This particular poem by Mary Wroth appears in her groundbreaking never-completed prose romance The Countess of Montgomery’s Urania which nevertheless was partially published in 1621. This massive work is universally recognized as the first prose romance ever composed by an English woman. A smaller segment of scholars and critics are willing to identify it as the first novel written by a British woman. The lack of universality on this aspect is due more to the structure of the tome which would not be readily recognized as a novel for modern readers.
For instance, within The Countess of Mongomery’s Urania lies another first by Wroth: the first sonnet sequence actually published by a female writer in England. That sonnet sequence has come to be referred to often outside the context of the whole as “Pamphilia to Amphilanthus.”

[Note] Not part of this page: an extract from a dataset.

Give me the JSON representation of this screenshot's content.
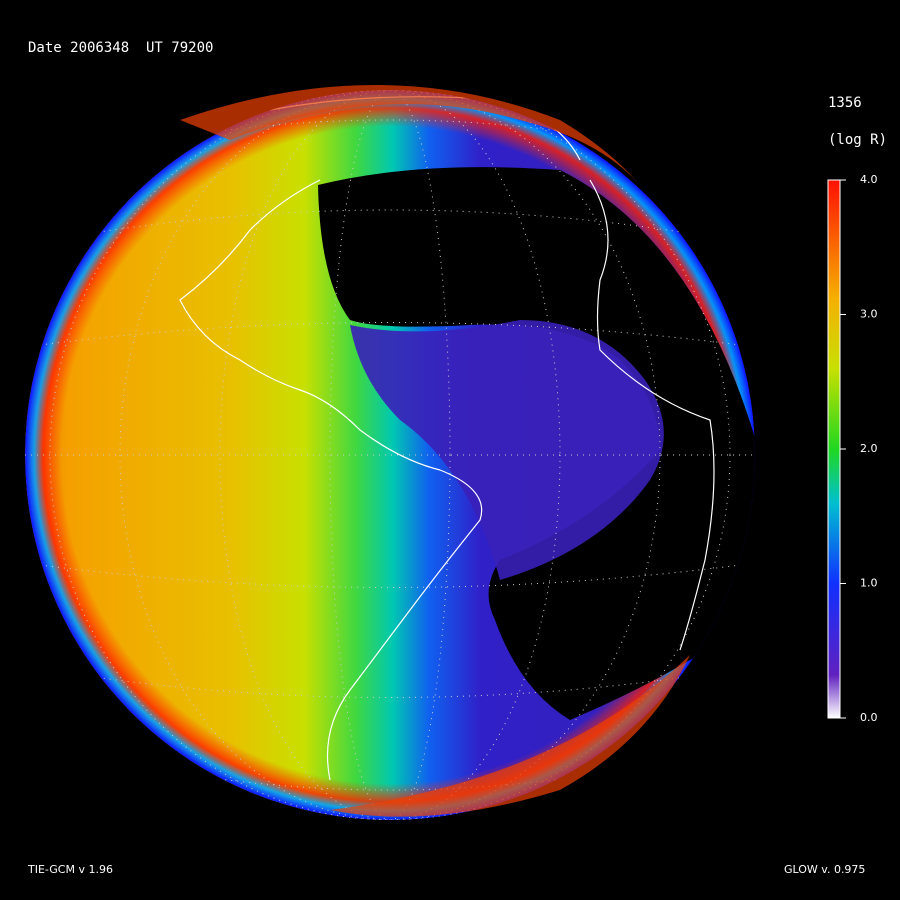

“Love What Art Thou” is not part of this sequence but is rather one of a series of poems appearing only under the title “Song.” The group to which this “Song” belongs is a series known as eclogues which appear as Book I of The Countess of Montgomery’s Urania draws to a close. An eclogue is just a specific literary term used to describe that poem that is short and usually within the genre of pastoral dialogue.
“Love What Art Thou” meets that definition quite squarely as its 25 lines are intended to be a read as part of the dialogue between expressed by a shepherd to his female counterpart with whom, it appears, a once robust love has fallen by the wayside.